[C++] Clean Code - 7 lines with Explanation


  • 0
    class Solution {
    public:
        vector<string> findRestaurant(vector<string>& l1, vector<string>& l2) {
            int noshow = l1.size() + l2.size();  // use sum of size as a punishment for missing in either list;
            map<string, int> punish;
            for (int i = 0; i < l1.size(); i++) punish[l1[i]] = i - noshow; // unpunish 1 * noshow for showing up at least in l1
            for (int j = 0; j < l2.size(); j++) punish[l2[j]] += j - noshow;// unpunish 1 * noshow for showing up at least in l2
            map<int, vector<string>> rank;
            for (auto p : punish) rank[p.second].push_back(p.first);
            return rank.begin()->second;
        }
    };
    

    The idea is to use sum of index in both list as score for every restaurant ever appeared, but need to manage punishment for not show up in either list.

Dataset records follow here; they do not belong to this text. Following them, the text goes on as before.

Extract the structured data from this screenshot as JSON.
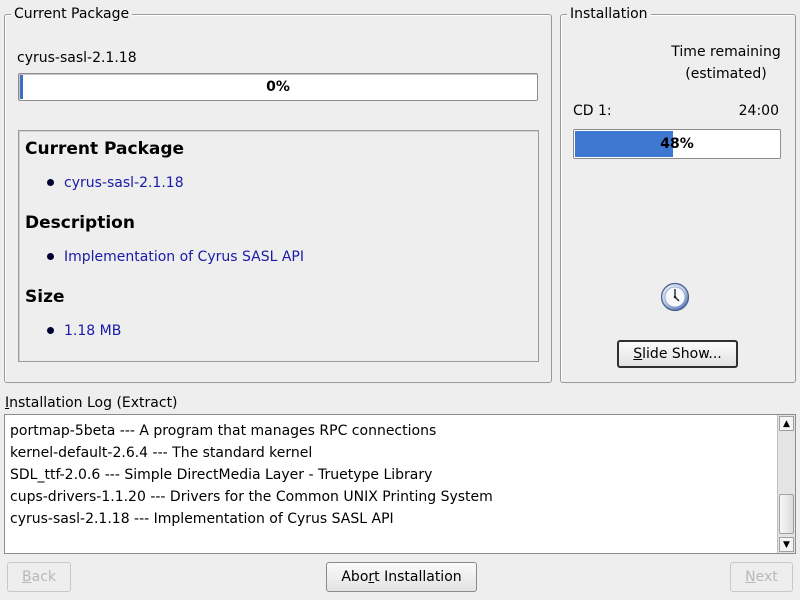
{
  "current_package": {
    "frame_title": "Current Package",
    "name": "cyrus-sasl-2.1.18",
    "progress_percent": 0,
    "progress_text": "0%",
    "details": [
      {
        "heading": "Current Package",
        "value": "cyrus-sasl-2.1.18"
      },
      {
        "heading": "Description",
        "value": "Implementation of Cyrus SASL API"
      },
      {
        "heading": "Size",
        "value": "1.18 MB"
      }
    ]
  },
  "installation": {
    "frame_title": "Installation",
    "time_remaining_line1": "Time remaining",
    "time_remaining_line2": "(estimated)",
    "cd_label": "CD 1:",
    "cd_time": "24:00",
    "cd_progress_percent": 48,
    "cd_progress_text": "48%",
    "slideshow_label_prefix": "S",
    "slideshow_label_rest": "lide Show..."
  },
  "log": {
    "label_prefix": "I",
    "label_rest": "nstallation Log (Extract)",
    "lines": [
      "portmap-5beta --- A program that manages RPC connections",
      "kernel-default-2.6.4 --- The standard kernel",
      "SDL_ttf-2.0.6 --- Simple DirectMedia Layer - Truetype Library",
      "cups-drivers-1.1.20 --- Drivers for the Common UNIX Printing System",
      "cyrus-sasl-2.1.18 --- Implementation of Cyrus SASL API"
    ]
  },
  "buttons": {
    "back_prefix": "B",
    "back_rest": "ack",
    "abort_before": "Abo",
    "abort_key": "r",
    "abort_after": "t Installation",
    "next_prefix": "N",
    "next_rest": "ext"
  },
  "colors": {
    "progress_fill": "#3e78d0",
    "link_text": "#1a1aa6"
  }
}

    1. Use sum of size as a punishment for missing in either list : l1.size() + l2.size(), the punish need to be big enough to bigger than showing up at the end of both list;
    2. Create a map, for every restaurant appear in either list, initialize the score as 2 times punish;
    3. For every restaurant in every list, remove 1*punish for showing up in 1 list.
    4. On top of the punishment, don't forget to add indexs as score, the smaller the better.

    Intuitively

    class Solution {
    public:
        vector<string> findRestaurant(vector<string>& l1, vector<string>& l2) {
            int punish = l1.size() + l2.size(); // use sum of size as a punishment for missing in either list;
            map<string, int> m;
            for (int i = 0; i < l1.size(); i++) {
                m.emplace(l1[i], punish * 2);   // add 2 times punish by default
                m[l1[i]] += i - punish;         // reduce 1 punish for appearing in l1
            }
            for (int j = 0; j < l2.size(); j++) {
                m.emplace(l2[j], punish * 2);   // add 2 times punish by default
                m[l2[j]] += j - punish;         // reduce 1 punish for appearing in l2
            }
            
            map<int, vector<string>> rank; // use a sorted map rank the restaurants
            for (auto p : m) {
                rank[p.second].push_back(p.first);
            }
            return rank.begin()->second;
        }
    };
    

    Simplified
    In the above solution, we really wish we have a type with default value as 2*punishment in the map.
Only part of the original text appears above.